Governor Stark’s handshake in All the King’s Men:
He transferred his old gray hat to his left hand and took the two steps necessary to bring him to the table, and gravely extended his hand to me … I must have looked at his outstretched hand enquiringly and then given him a blank look, and he just showed me his dead pan … and kept on holding his hand out … It was a pretty good-sized hand. When you first took it you figured it was on the soft side, and the palm a little too moist—which is something, however, you don’t hold against a man in certain latitudes—then you discovered it had a solid substructure. It was like the hand of a farm boy who has not too recently given up the plow for a job at the crossroads store. Willie’s hand gave mine three decorous pump-handle motions, and he said, “Glad to meetcha, Mr. Burden,” like something he had memorized, and then, I could have sworn, he gave me a wink. Then, looking into that dead pan, I wasn’t sure.
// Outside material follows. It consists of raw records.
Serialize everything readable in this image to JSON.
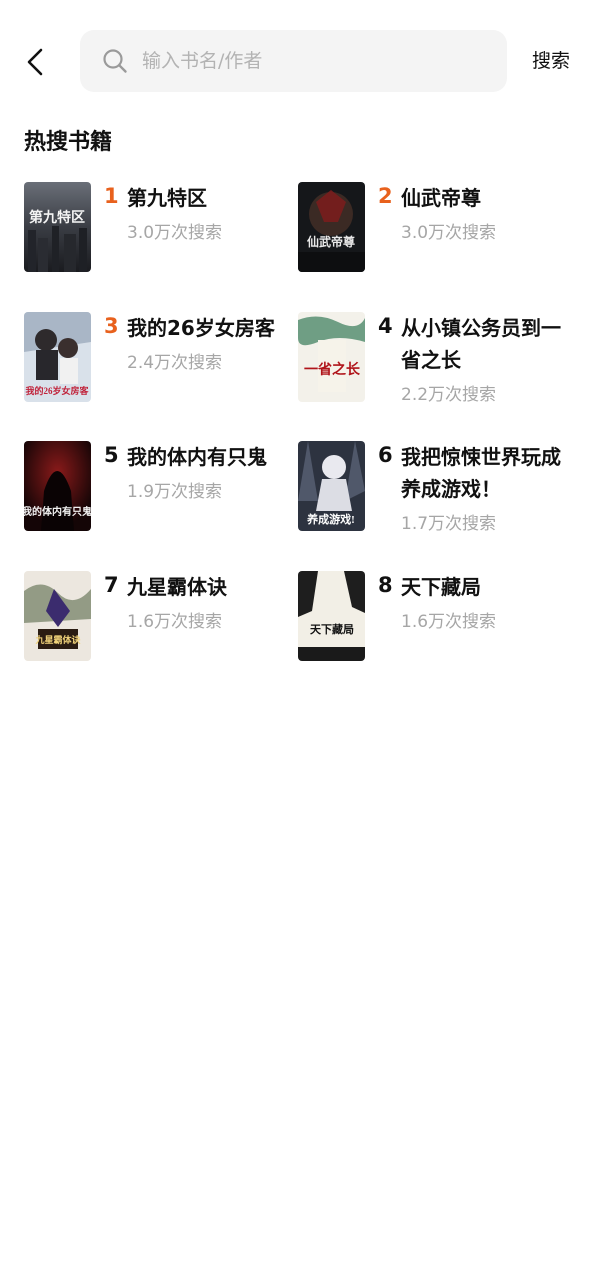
{
  "header": {
    "back_icon": "chevron-left-icon",
    "search_placeholder": "输入书名/作者",
    "search_value": "",
    "search_button": "搜索"
  },
  "section": {
    "title": "热搜书籍"
  },
  "colors": {
    "rank_hot": "#e8611d",
    "rank_normal": "#111111",
    "count_text": "#a6a6a6",
    "search_bg": "#f4f4f4"
  },
  "books": [
    {
      "rank": "1",
      "title": "第九特区",
      "count": "3.0万次搜索",
      "cover_text": "第九特区"
    },
    {
      "rank": "2",
      "title": "仙武帝尊",
      "count": "3.0万次搜索",
      "cover_text": "仙武帝尊"
    },
    {
      "rank": "3",
      "title": "我的26岁女房客",
      "count": "2.4万次搜索",
      "cover_text": "我的26岁女房客"
    },
    {
      "rank": "4",
      "title": "从小镇公务员到一省之长",
      "count": "2.2万次搜索",
      "cover_text": "一省之长"
    },
    {
      "rank": "5",
      "title": "我的体内有只鬼",
      "count": "1.9万次搜索",
      "cover_text": "我的体内有只鬼"
    },
    {
      "rank": "6",
      "title": "我把惊悚世界玩成养成游戏！",
      "count": "1.7万次搜索",
      "cover_text": "养成游戏!"
    },
    {
      "rank": "7",
      "title": "九星霸体诀",
      "count": "1.6万次搜索",
      "cover_text": "九星霸体诀"
    },
    {
      "rank": "8",
      "title": "天下藏局",
      "count": "1.6万次搜索",
      "cover_text": "天下藏局"
    }
  ]
}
Governor Stanton’s handshake in Primary Colors:
The handshake is the threshold act, the beginning of politics. I’ve seen him do it two million times now, but I couldn’t tell you how he does it, the right-handed part of it—the strength, quality, duration of it, the rudiments of pressing the flesh. I can, however, tell you a whole lot about what he does with his other hand. He is a genius with it. He might put it on your elbow, or up to your biceps: these are basic, reflexive moves. He is interested in you. He is honored to meet you. If he gets any higher up your shoulder—if he, say, drapes his left arm over your back, it is somehow less intimate, more casual. He’ll share a laugh, or a secret, then—a light secret, not a real one—flattering you with the illusion of conspiracy. If he doesn’t know you all that well and you’ve just told him something “important,” something earnest or emotional, he will lock in and honor you with a two-hander, his left hand overwhelming your wrist and forearm. He’ll flash that famous misty look of his. And he will mean it.